Dopo essersi svegliata, Roman aveva insistito perché si prendesse un giorno di pausa dal lavoro.

Per tutto il tempo, non l’aveva mai lasciata da sola e anche ora che si trovava all’asilo, a pochi metri da lui, sentiva il suo sguardo su di sé.

Eileen sapeva di dovergli delle spiegazioni e durante la colazione aveva cercato di tirare fuori l’argomento, ma lui non aveva voluto sentire ragioni.

“Ne parleremo quando starai meglio” aveva detto, rassicurandola con un sorriso incerto, gli occhi preoccupati.

Di riflesso, aveva alzato l’angolo della bocca, poco convinta.

Alla fine, aveva deciso di non forzare la mano, nonostante fosse cosciente che non avessero molto tempo a disposizione.

A breve sarebbe partita e qualcosa le diceva che sarebbe stato un viaggio parecchio impegnativo.

Di questo, però, Roman non ne era a conoscenza.

Aggiunse questa informazione alla lista infinita di cose che il suo compagno non sapeva.

Spostò lo sguardo su di lui e se lo mangiò con gli occhi.

La sua figura slanciata e ben definita era evidente ad ogni suo movimento.

Se si piegava in avanti per rispondere ad una domanda, o prendeva dalla mensola un oggetto, riusciva ad essere attraente ed affascinante da qualsiasi angolazione.

Non si muoveva mai in maniera casuale.
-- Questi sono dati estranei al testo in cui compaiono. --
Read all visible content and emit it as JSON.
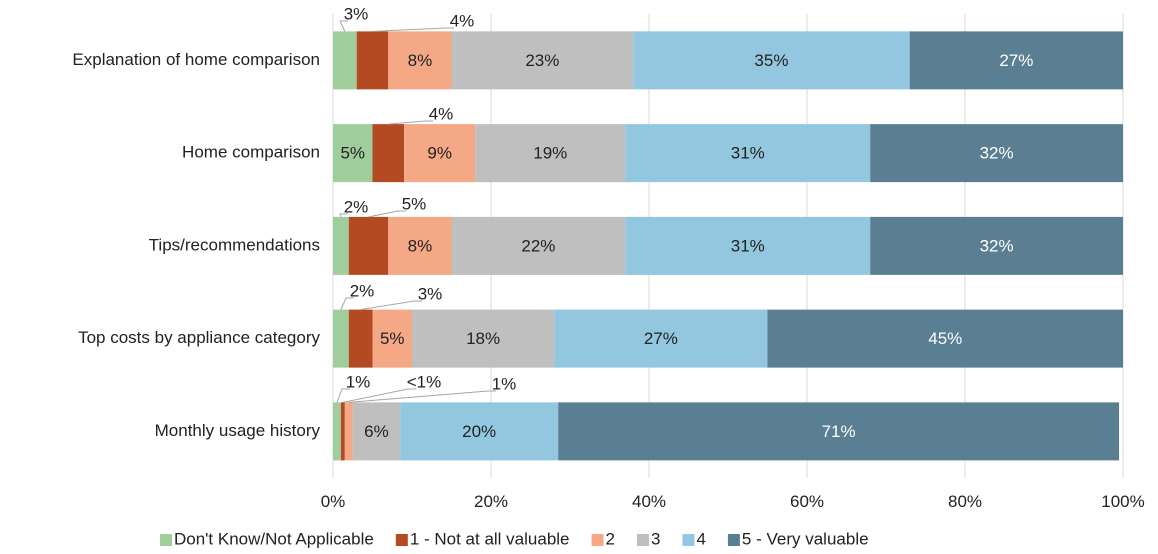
{
  "chart_data": {
    "type": "stacked_bar_horizontal",
    "categories": [
      "Explanation of home comparison",
      "Home comparison",
      "Tips/recommendations",
      "Top costs by appliance category",
      "Monthly usage history"
    ],
    "series": [
      {
        "name": "Don't Know/Not Applicable",
        "color": "#9fcd9b",
        "values": [
          3,
          5,
          2,
          2,
          1
        ],
        "value_labels": [
          "3%",
          "5%",
          "2%",
          "2%",
          "1%"
        ]
      },
      {
        "name": "1 - Not at all valuable",
        "color": "#b34a22",
        "values": [
          4,
          4,
          5,
          3,
          0.5
        ],
        "value_labels": [
          "4%",
          "4%",
          "5%",
          "3%",
          "<1%"
        ]
      },
      {
        "name": "2",
        "color": "#f4a886",
        "values": [
          8,
          9,
          8,
          5,
          1
        ],
        "value_labels": [
          "8%",
          "9%",
          "8%",
          "5%",
          "1%"
        ]
      },
      {
        "name": "3",
        "color": "#bfbfbf",
        "values": [
          23,
          19,
          22,
          18,
          6
        ],
        "value_labels": [
          "23%",
          "19%",
          "22%",
          "18%",
          "6%"
        ]
      },
      {
        "name": "4",
        "color": "#93c6df",
        "values": [
          35,
          31,
          31,
          27,
          20
        ],
        "value_labels": [
          "35%",
          "31%",
          "31%",
          "27%",
          "20%"
        ]
      },
      {
        "name": "5 - Very valuable",
        "color": "#5b7f92",
        "values": [
          27,
          32,
          32,
          45,
          71
        ],
        "value_labels": [
          "27%",
          "32%",
          "32%",
          "45%",
          "71%"
        ]
      }
    ],
    "xlim": [
      0,
      100
    ],
    "xticks": [
      {
        "value": 0,
        "label": "0%"
      },
      {
        "value": 20,
        "label": "20%"
      },
      {
        "value": 40,
        "label": "40%"
      },
      {
        "value": 60,
        "label": "60%"
      },
      {
        "value": 80,
        "label": "80%"
      },
      {
        "value": 100,
        "label": "100%"
      }
    ],
    "grid": true,
    "legend": "bottom"
  }
}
Ogni gesto emanava sicurezza ed eleganza.

Sebbene la coda disordinata gli conferisse un’aria trasandata, comunque era sexy da morire.

Notò piccoli segni scuri sotto gli occhi e di colpo si sentì in colpa di averlo tenuto sveglio.
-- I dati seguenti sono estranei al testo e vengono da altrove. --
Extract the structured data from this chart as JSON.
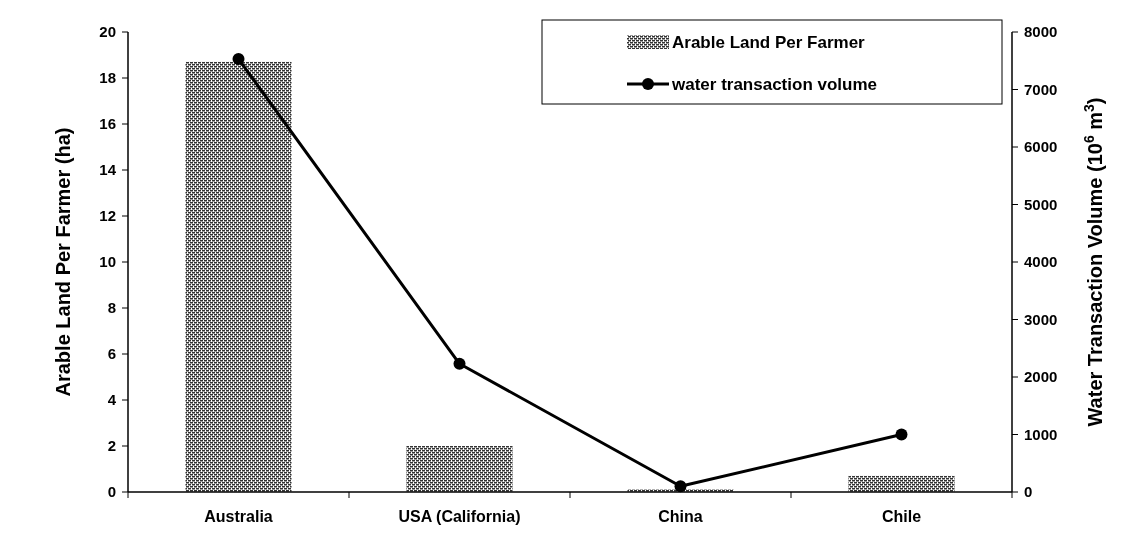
{
  "chart_data": {
    "type": "bar",
    "categories": [
      "Australia",
      "USA (California)",
      "China",
      "Chile"
    ],
    "ylabel": "Arable Land Per Farmer (ha)",
    "y2label": "Water Transaction Volume (10$^{6}$ m$^{3}$)",
    "series": [
      {
        "name": "Arable Land Per Farmer",
        "color": "#333333",
        "values": [
          18.7,
          2.0,
          0.12,
          0.7
        ]
      },
      {
        "name": "water transaction volume",
        "type": "line",
        "axis": "y2",
        "color": "#000000",
        "marker": "circle",
        "values": [
          7530,
          2230,
          100,
          1000
        ]
      }
    ],
    "ylim": [
      0,
      20
    ],
    "yticks": [
      0,
      2,
      4,
      6,
      8,
      10,
      12,
      14,
      16,
      18,
      20
    ],
    "y2lim": [
      0,
      8000
    ],
    "y2ticks": [
      0,
      1000,
      2000,
      3000,
      4000,
      5000,
      6000,
      7000,
      8000
    ],
    "legend": "top right"
  }
}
È rimasto vigile per tutto il tempo che ho dormito?

Come se lo avesse chiamato ad alta voce, gli occhi color miele beccarono i suoi intenti ad osservarlo.

E lui fece altrettanto, indugiando sulla sua figura.

Di riflesso, riportò gli occhi sulla finestra.

Aveva paura che ad un certo punto avrebbe letto sul suo viso la stessa inquietudine che si agitava dentro di sé.

Decise che dopo la lezione gli avrebbe parlato. Punto.

“Ti piace il mio disegno?” chiese una voce infantile dal nulla.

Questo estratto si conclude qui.